Life is a thing to be lived, not spent, to be faced, not ordered. Life is not a game of chess, the victory to the most knowing; it is a game of cards, one’s hand by skill to be made the best of. Is it the wisest who is always the most successful? I think not. The luckiest whist-player I ever came across was a man who was never QUITE certain what were trumps, and whose most frequent observation during the game was “I really beg your pardon,” addressed to his partner; a remark which generally elicited the reply, “Oh, don’t apologize. All’s well that ends well.” The man I knew who made the most rapid fortune was a builder in the outskirts of Birmingham, who could not write his name, and who, for thirty years of his life, never went to bed sober. I do not say that forgetfulness of trumps should be cultivated by whist-players. I think my builder friend might have been even more successful had he learned to write his name, and had he occasionally–not overdoing it–enjoyed a sober evening. All I wish to impress is, that virtue is not the road to success–of the kind we are dealing with. We must find other reasons for being virtuous; maybe, there are some. The truth is, life is a gamble pure and simple, and the rules we lay down for success are akin to the infallible systems with which a certain class of idiot goes armed each season to Monte Carlo. We can play the game with coolness and judgment, decide when to plunge and when to stake small; but to think that wisdom will decide it, is to imagine that we have discovered the law of chance. Let us play the game of life as sportsmen, pocketing our winnings with a smile, leaving our losings with a shrug.
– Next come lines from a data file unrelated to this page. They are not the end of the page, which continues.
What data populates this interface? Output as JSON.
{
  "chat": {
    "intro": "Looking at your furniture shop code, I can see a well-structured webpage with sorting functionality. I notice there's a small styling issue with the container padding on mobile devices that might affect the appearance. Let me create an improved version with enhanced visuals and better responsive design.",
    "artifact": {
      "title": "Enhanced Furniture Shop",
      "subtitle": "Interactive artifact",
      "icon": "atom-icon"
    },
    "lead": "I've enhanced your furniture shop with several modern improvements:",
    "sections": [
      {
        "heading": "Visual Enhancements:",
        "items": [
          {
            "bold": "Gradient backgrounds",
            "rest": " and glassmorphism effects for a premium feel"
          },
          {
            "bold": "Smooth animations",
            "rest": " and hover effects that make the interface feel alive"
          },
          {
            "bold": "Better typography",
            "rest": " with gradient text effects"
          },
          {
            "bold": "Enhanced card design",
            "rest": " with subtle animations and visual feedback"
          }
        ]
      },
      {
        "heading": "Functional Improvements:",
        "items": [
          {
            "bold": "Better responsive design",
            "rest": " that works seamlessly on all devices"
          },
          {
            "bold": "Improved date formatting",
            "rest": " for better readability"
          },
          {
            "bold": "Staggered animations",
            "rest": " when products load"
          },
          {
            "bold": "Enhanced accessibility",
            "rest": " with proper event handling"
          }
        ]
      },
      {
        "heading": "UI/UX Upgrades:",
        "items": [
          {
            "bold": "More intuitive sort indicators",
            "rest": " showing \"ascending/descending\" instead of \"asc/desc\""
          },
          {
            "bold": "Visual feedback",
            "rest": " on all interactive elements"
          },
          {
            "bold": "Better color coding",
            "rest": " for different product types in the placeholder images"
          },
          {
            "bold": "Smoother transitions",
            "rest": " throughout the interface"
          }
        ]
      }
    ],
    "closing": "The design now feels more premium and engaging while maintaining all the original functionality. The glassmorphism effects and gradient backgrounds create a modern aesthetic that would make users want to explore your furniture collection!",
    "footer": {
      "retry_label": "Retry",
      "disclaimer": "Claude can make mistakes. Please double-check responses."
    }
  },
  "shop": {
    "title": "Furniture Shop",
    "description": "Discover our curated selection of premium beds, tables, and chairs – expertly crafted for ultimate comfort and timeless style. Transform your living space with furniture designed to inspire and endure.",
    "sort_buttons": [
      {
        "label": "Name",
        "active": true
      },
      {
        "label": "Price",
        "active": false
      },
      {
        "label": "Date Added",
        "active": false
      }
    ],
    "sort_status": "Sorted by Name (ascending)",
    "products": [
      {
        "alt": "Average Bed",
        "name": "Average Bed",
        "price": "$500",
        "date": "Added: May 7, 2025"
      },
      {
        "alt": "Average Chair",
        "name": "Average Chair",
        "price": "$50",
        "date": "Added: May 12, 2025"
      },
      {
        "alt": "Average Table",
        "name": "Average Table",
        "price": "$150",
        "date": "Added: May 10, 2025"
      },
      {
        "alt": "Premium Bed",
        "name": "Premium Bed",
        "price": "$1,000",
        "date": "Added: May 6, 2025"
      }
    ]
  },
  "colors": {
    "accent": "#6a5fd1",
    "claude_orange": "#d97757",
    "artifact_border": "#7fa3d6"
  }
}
Perhaps that is why we have been summoned to the board and the cards dealt round: that we may learn some of the virtues of the good gambler; his self-control, his courage under misfortune, his modesty under the strain of success, his firmness, his alertness, his general indifference to fate. Good lessons these, all of them. If by the game we learn some of them our time on the green earth has not been wasted. If we rise from the table having learned only fretfulness and self-pity I fear it has been.